Fulfillment by Amazon (FBA) lets third-party sellers outsource storage, packing, shipping, and customer service to Amazon facilities. This standardizes delivery performance for many marketplace products, but it also concentrates operational power in Amazon’s hands by tying seller success to fees, service levels, and search visibility within the storefront.
Investments in robotics, route optimization, and delivery partners have made Amazon one of the largest package handlers in several markets. In the United States, Amazon has grown into a leading parcel carrier by volume—alongside UPS and FedEx—reflecting a broader shift toward retailer-controlled delivery networks.
Amazon’s internal operating model emphasizes metrics, operational cadence, and written narratives to drive decision-making. A widely cited cultural element is the company’s “Leadership Principles,” which are used in hiring and performance processes and reflect Amazon’s focus on customer experience, cost control, and long-term bets.
Leadership transitioned in 2021 when Andy Jassy, previously the head of AWS, became CEO, while Bezos moved to executive chair. Amazon’s structure spans consumer businesses (stores, Prime, devices), entertainment, and AWS, with corporate functions overseeing finance, legal, and centralized technology standards.
The company’s scale has made governance and risk management prominent topics, including workplace safety, data security, content licensing, and compliance across jurisdictions. As Amazon expands into regulated domains (payments, healthcare-adjacent services in some markets, and government cloud contracting), scrutiny of controls and accountability has increased.
Amazon faces sustained scrutiny from regulators and lawmakers over marketplace dynamics, pricing, and the relationship between its first-party retail operations and third-party sellers. Policy debates often revolve around whether platform operators can advantage their own products, how fees affect small businesses, and how data from sellers is used—questions central to modern enforcement of Antitrust law.

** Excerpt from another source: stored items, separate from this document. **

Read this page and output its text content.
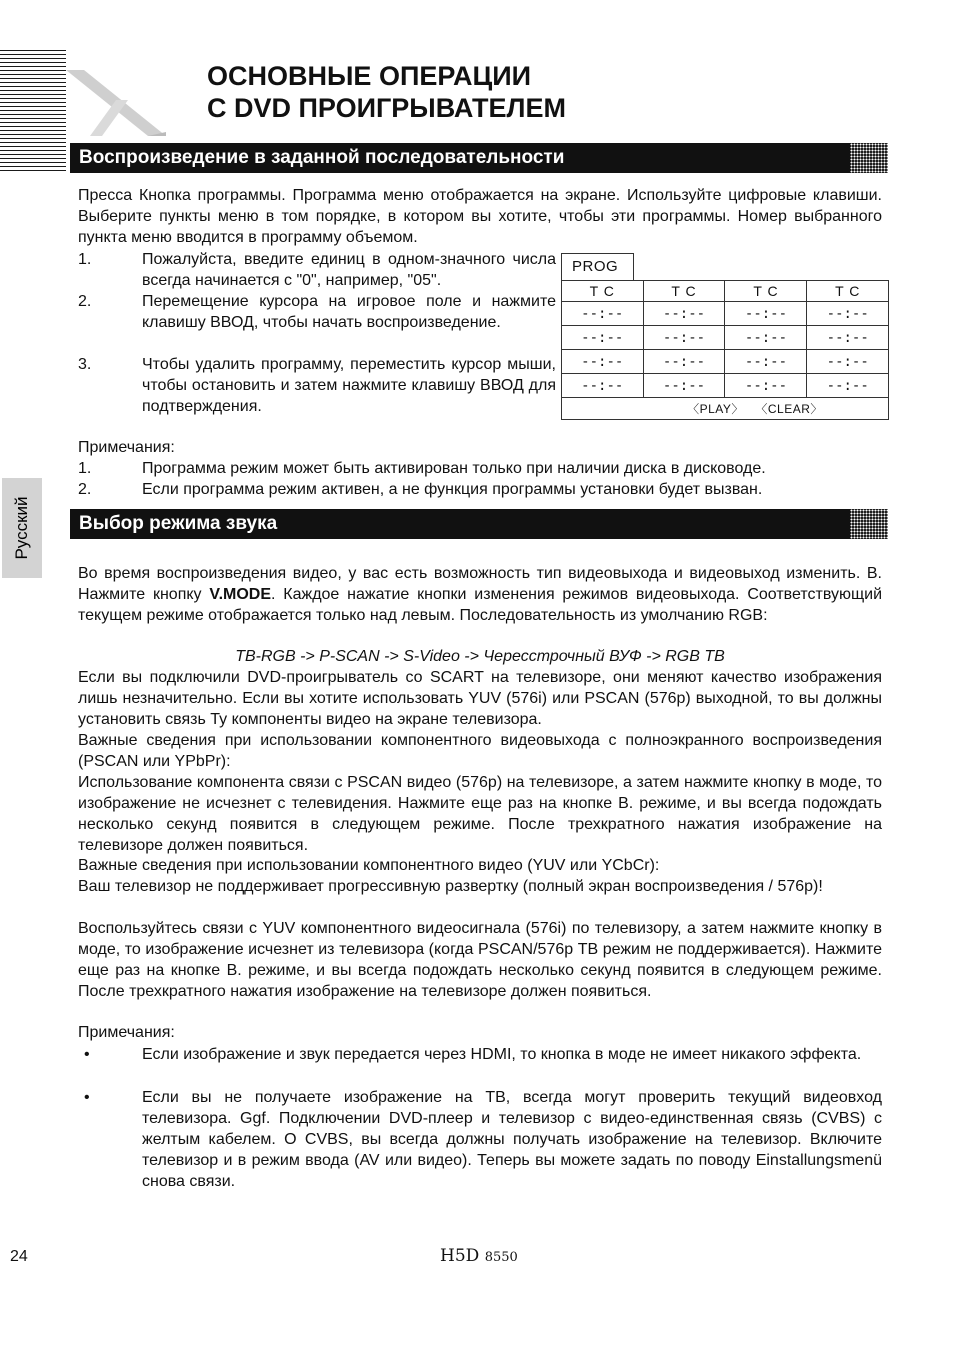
ОСНОВНЫЕ ОПЕРАЦИИ
С DVD ПРОИГРЫВАТЕЛЕМ
Русский
Воспроизведение в заданной последовательности
Пресса Кнопка программы. Программа меню отображается на экране. Используйте цифровые клавиши. Выберите пункты меню в том порядке, в котором вы хотите, чтобы эти программы. Номер выбранного пункта меню вводится в программу объемом.
1.	Пожалуйста, введите единиц в одном-значного числа всегда начинается с "0", например, "05".
2.	Перемещение курсора на игровое поле и нажмите клавишу ВВОД, чтобы начать воспроизведение.
3.	Чтобы удалить программу, переместить курсор мыши, чтобы остановить и затем нажмите клавишу ВВОД для подтверждения.
PROG
T C	T C	T C	T C
--:--	--:--	--:--	--:--
--:--	--:--	--:--	--:--
--:--	--:--	--:--	--:--
--:--	--:--	--:--	--:--
〈PLAY〉 〈CLEAR〉
Примечания:
1.	Программа режим может быть активирован только при наличии диска в дисководе.
2.	Если программа режим активен, а не функция программы установки будет вызван.
Выбор режима звука
Во время воспроизведения видео, у вас есть возможность тип видеовыхода и видеовыход изменить. В. Нажмите кнопку V.MODE. Каждое нажатие кнопки изменения режимов видеовыхода. Соответствующий текущем режиме отображается только над левым. Последовательность из умолчанию RGB:
TB-RGB -> P-SCAN -> S-Video -> Чересстрочный ВУФ -> RGB TB
Если вы подключили DVD-проигрыватель со SCART на телевизоре, они меняют качество изображения лишь незначительно. Если вы хотите использовать YUV (576i) или PSCAN (576p) выходной, то вы должны установить связь Ту компоненты видео на экране телевизора.
Важные сведения при использовании компонентного видеовыхода с полноэкранного воспроизведения (PSCAN или YPbPr):
Использование компонента связи с PSCAN видео (576p) на телевизоре, а затем нажмите кнопку в моде, то изображение не исчезнет с телевидения. Нажмите еще раз на кнопке В. режиме, и вы всегда подождать несколько секунд появится в следующем режиме. После трехкратного нажатия изображение на телевизоре должен появиться.
Важные сведения при использовании компонентного видео (YUV или YCbCr):
Ваш телевизор не поддерживает прогрессивную развертку (полный экран воспроизведения / 576p)!
Воспользуйтесь связи с YUV компонентного видеосигнала (576i) по телевизору, а затем нажмите кнопку в моде, то изображение исчезнет из телевизора (когда PSCAN/576p ТВ режим не поддерживается). Нажмите еще раз на кнопке В. режиме, и вы всегда подождать несколько секунд появится в следующем режиме. После трехкратного нажатия изображение на телевизоре должен появиться.
Примечания:
•	Если изображение и звук передается через HDMI, то кнопка в моде не имеет никакого эффекта.
•	Если вы не получаете изображение на ТВ, всегда могут проверить текущий видеовход телевизора. Ggf. Подключении DVD-плеер и телевизор с видео-единственная связь (CVBS) с желтым кабелем. О CVBS, вы всегда должны получать изображение на телевизор. Включите телевизор и в режим ввода (AV или видео). Теперь вы можете задать по поводу Einstallungsmenü снова связи.
24	H5D 8550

Labor and workplace issues have also been a persistent area of public attention, including injury rates, productivity targets, and unionization efforts in various facilities. Amazon has contested many claims while also reporting investments in safety programs, wage increases in several markets, and automation intended to reduce strenuous tasks.
Competitive pressure is multifaceted: retail rivals compete on price and assortment; logistics carriers and retailers build alternative delivery systems; and in cloud services AWS competes intensely with Microsoft Azure and Google Cloud. These pressures have influenced Amazon’s cost-cutting cycles, shifting investment priorities, and efforts to diversify profit sources beyond retail.
Amazon’s revenue is heavily driven by its online stores and third-party seller services, with additional large contributions from advertising and subscriptions such as Prime. Profit, however, has often been disproportionately influenced by AWS due to its historically higher operating margins than retail.
In first-party retail, Amazon buys inventory and sells directly to customers; in the marketplace, third-party merchants sell through Amazon’s platform, often paying fees for listings, fulfillment, and ads. Many customers see both as a single storefront, even though the economics and responsibilities differ.
Amazon built internal infrastructure to run its retail business at scale, then turned those capabilities into AWS, which rents computing resources to other organizations. This helped popularize pay-as-you-go infrastructure and accelerated enterprise adoption of modern cloud architectures.